Autor
– Patricia Briggs
Tytuł
– Więzy krwi
Tytuł
oryginału – Blood Bound
Seria
– Mercedes Thompson
Przekład
– Ilona Romanowska
Wydawnictwo
Fabryka Słów
ISBN
978-83-7964-224-3
Więzy
krwi
to druga część cyklu o zmiennokształtnej Mercedes Thompson, popularnej
amerykańskiej pisarki, tworzącej powieści urban fantasy. To również moje drugie
spotkanie z twórczością Patricii Briggs – dodam, że bardzo udane spotkanie.
Mam kilka słabości
czytelniczych. Zdecydowanie jedną z nich są książki fantasy, gdzie nie brak
wampirów, wilkołaków, innych zmiennokształtnych, elfów, czarodziejów. Seria o
Mercedes Thompson świetnie wpisuje się w to, co lubię. Nie mogło być więc
inaczej, nasze drogi musiały się po prostu skrzyżować. I powiem wam, że bardzo
dobrze się stało.
Mercedes jest interesującą
osóbką, zmiennokształtną przybierającą postać kojota. Stuprocentowa kobieta,
która zamiast zmywać gary woli pobrudzić sobie ręce naprawiając samochody w
swoim warsztacie. Mercedes [pozwolicie, że nie będę używała zdrobnień, bo
zwyczajnie ich nie lubię] jest postacią, którą albo się darzy sympatią, albo
wręcz przeciwnie. Jest niezależna, silna, odważna, ze sporym poczuciem humoru i
zawsze mówi to co jej ślina przynosi na język. Ma też wyjątkową zaletę, jest
bardzo oddana swoim przyjaciołom. Ja ją polubiłam od pierwszej przeczytanej strony.
Więzy
krwi
to tempo i akcja, krew i pot, niezła kontynuacja pierwszej części. Tym, którzy
nie znają tej serii donoszę, że chyba można zacząć czytać niechronologicznie,
ponieważ każda z części opowiada inną historię. To, co je łączy to bohaterowie,
ale sądzę, że w trakcie czytania można ich poznać wystarczająco dobrze.
Bardzo dobrze wykreowani
bohaterowie, których nie da się nie lubić. Postaci są kolorowe, mają własne
historie i niepowtarzalne charakterki. I choć nie brak tu spraw damsko-męskich,
książka w niczym nie przypomina tak często pojawiającego się w literaturze
romansu paranormalnego. Ci z was, którzy będą chcieli porównywać tę serię do
innych, na przykład do Zmierzchu,
niech od razu wezmą duży gumowy młotek i to porównanie wybiją sobie z głowy.

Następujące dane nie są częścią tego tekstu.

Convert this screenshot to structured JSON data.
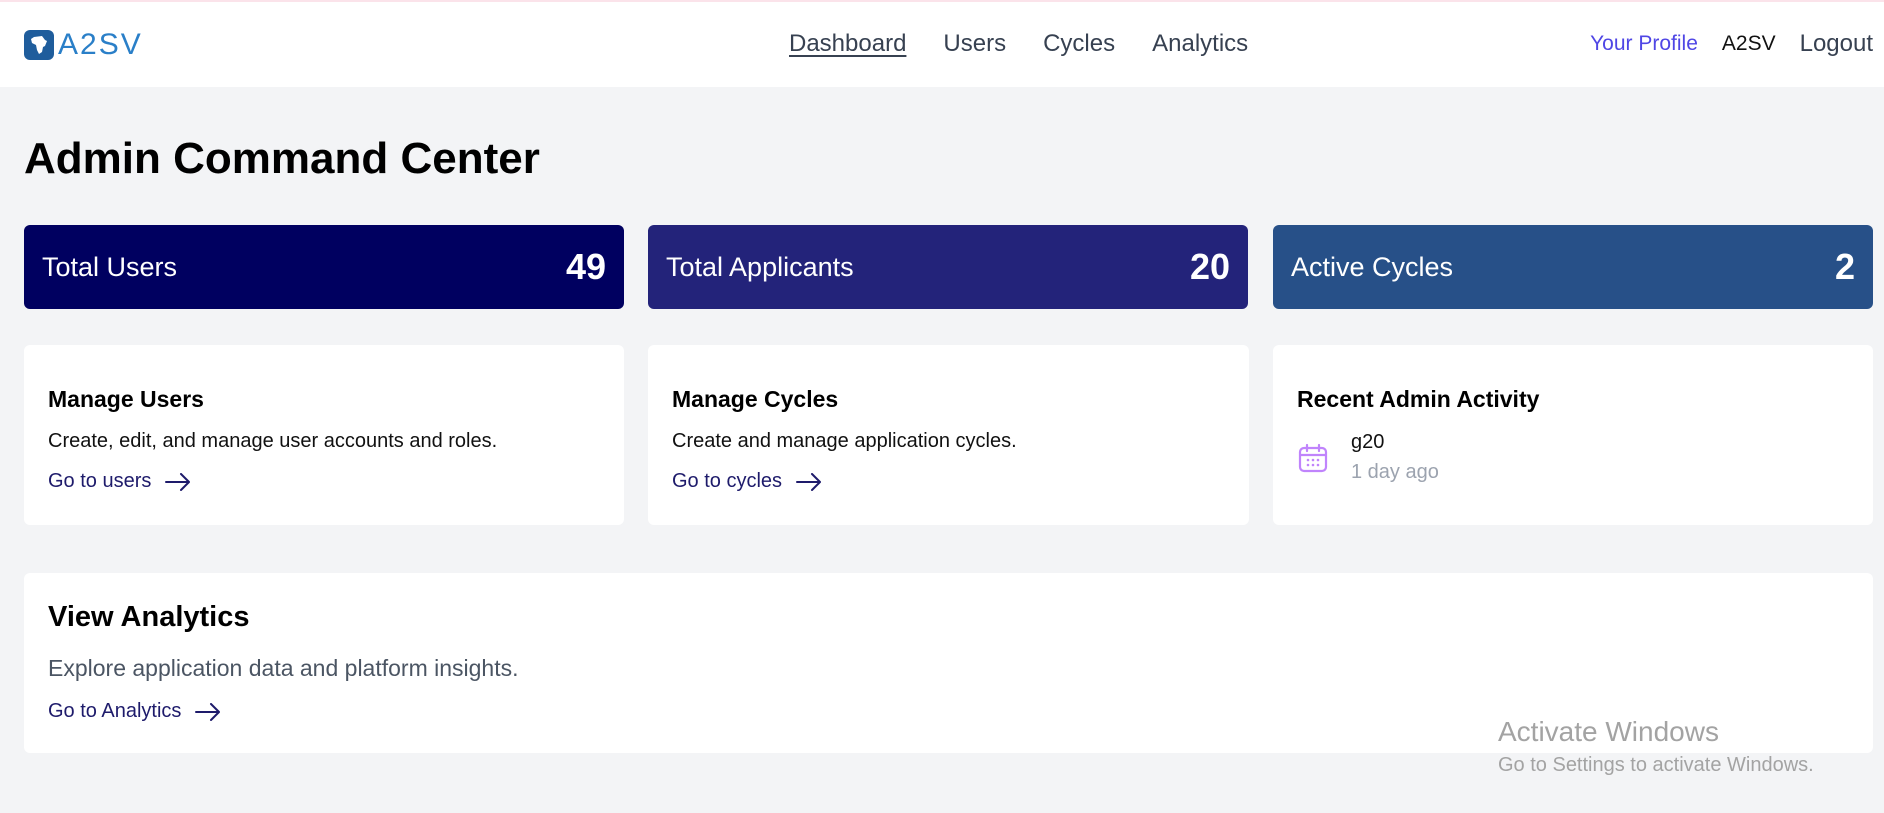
{
  "header": {
    "logo_text": "A2SV",
    "nav": [
      "Dashboard",
      "Users",
      "Cycles",
      "Analytics"
    ],
    "active_nav": "Dashboard",
    "profile": "Your Profile",
    "org": "A2SV",
    "logout": "Logout"
  },
  "page_title": "Admin Command Center",
  "stats": [
    {
      "label": "Total Users",
      "value": "49",
      "color": "#000060"
    },
    {
      "label": "Total Applicants",
      "value": "20",
      "color": "#23237a"
    },
    {
      "label": "Active Cycles",
      "value": "2",
      "color": "#275088"
    }
  ],
  "cards": {
    "users": {
      "title": "Manage Users",
      "desc": "Create, edit, and manage user accounts and roles.",
      "link": "Go to users"
    },
    "cycles": {
      "title": "Manage Cycles",
      "desc": "Create and manage application cycles.",
      "link": "Go to cycles"
    },
    "activity": {
      "title": "Recent Admin Activity",
      "item_title": "g20",
      "item_time": "1 day ago",
      "icon": "calendar-icon"
    }
  },
  "analytics": {
    "title": "View Analytics",
    "desc": "Explore application data and platform insights.",
    "link": "Go to Analytics"
  },
  "watermark": {
    "line1": "Activate Windows",
    "line2": "Go to Settings to activate Windows."
  }
}
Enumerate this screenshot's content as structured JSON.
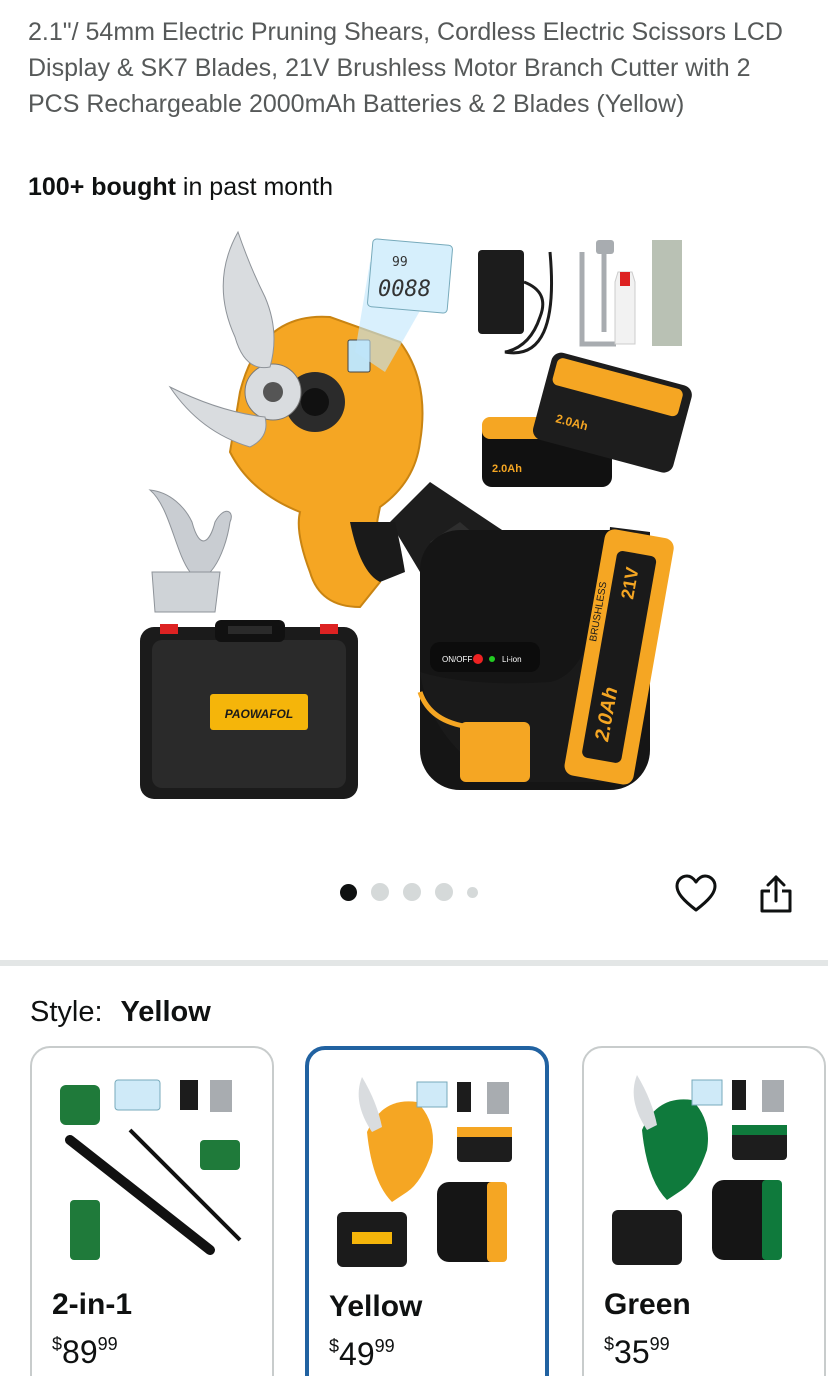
{
  "product": {
    "title": "2.1\"/ 54mm Electric Pruning Shears, Cordless Electric Scissors LCD Display & SK7 Blades, 21V Brushless Motor Branch Cutter with 2 PCS Rechargeable 2000mAh Batteries & 2 Blades (Yellow)",
    "bought_bold": "100+ bought",
    "bought_rest": " in past month"
  },
  "hero": {
    "lcd_top": "99",
    "lcd_bottom": "0088",
    "brand": "PAOWAFOL",
    "battery_label": "2.0Ah",
    "battery_volt": "21V",
    "brushless": "BRUSHLESS",
    "onoff": "ON/OFF",
    "liion": "Li-ion"
  },
  "carousel": {
    "count": 5,
    "active_index": 0
  },
  "actions": {
    "heart_icon": "heart-icon",
    "share_icon": "share-icon"
  },
  "style": {
    "label": "Style:",
    "selected": "Yellow",
    "options": [
      {
        "name": "2-in-1",
        "currency": "$",
        "dollars": "89",
        "cents": "99",
        "accent": "#1f7a3a"
      },
      {
        "name": "Yellow",
        "currency": "$",
        "dollars": "49",
        "cents": "99",
        "accent": "#f5a623"
      },
      {
        "name": "Green",
        "currency": "$",
        "dollars": "35",
        "cents": "99",
        "accent": "#0f7a3c"
      }
    ]
  },
  "colors": {
    "selected_border": "#2162a1",
    "yellow": "#f5a623",
    "black": "#1a1a1a"
  }
}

Podobieństw nie ma i o ile Zmierzch
jest przeznaczony dla niedojrzałych nastolatek, to seria Patricii Briggs jest
zdecydowanie dla ludzi dorosłych.
Więzy krwi się nie czyta, tę
książkę się pożera w całości. Jej lektura więc, jak się słusznie domyślacie,
nie zajmuje dużo czasu. Idealna na długi majowy wieczór. Zmierzcie się z
kolejną odsłoną cyklu o niezwykłej pani mechanik, niezależnej, pracowitej, a
nadto troskliwej. Przyznacie, że musi coś być niesamowitego w tej
kobiecie-kojocie skoro właśnie wznowiono wydanie serii, w nowej szacie
graficznej, która niestety niezbyt przypadła mi do gustu.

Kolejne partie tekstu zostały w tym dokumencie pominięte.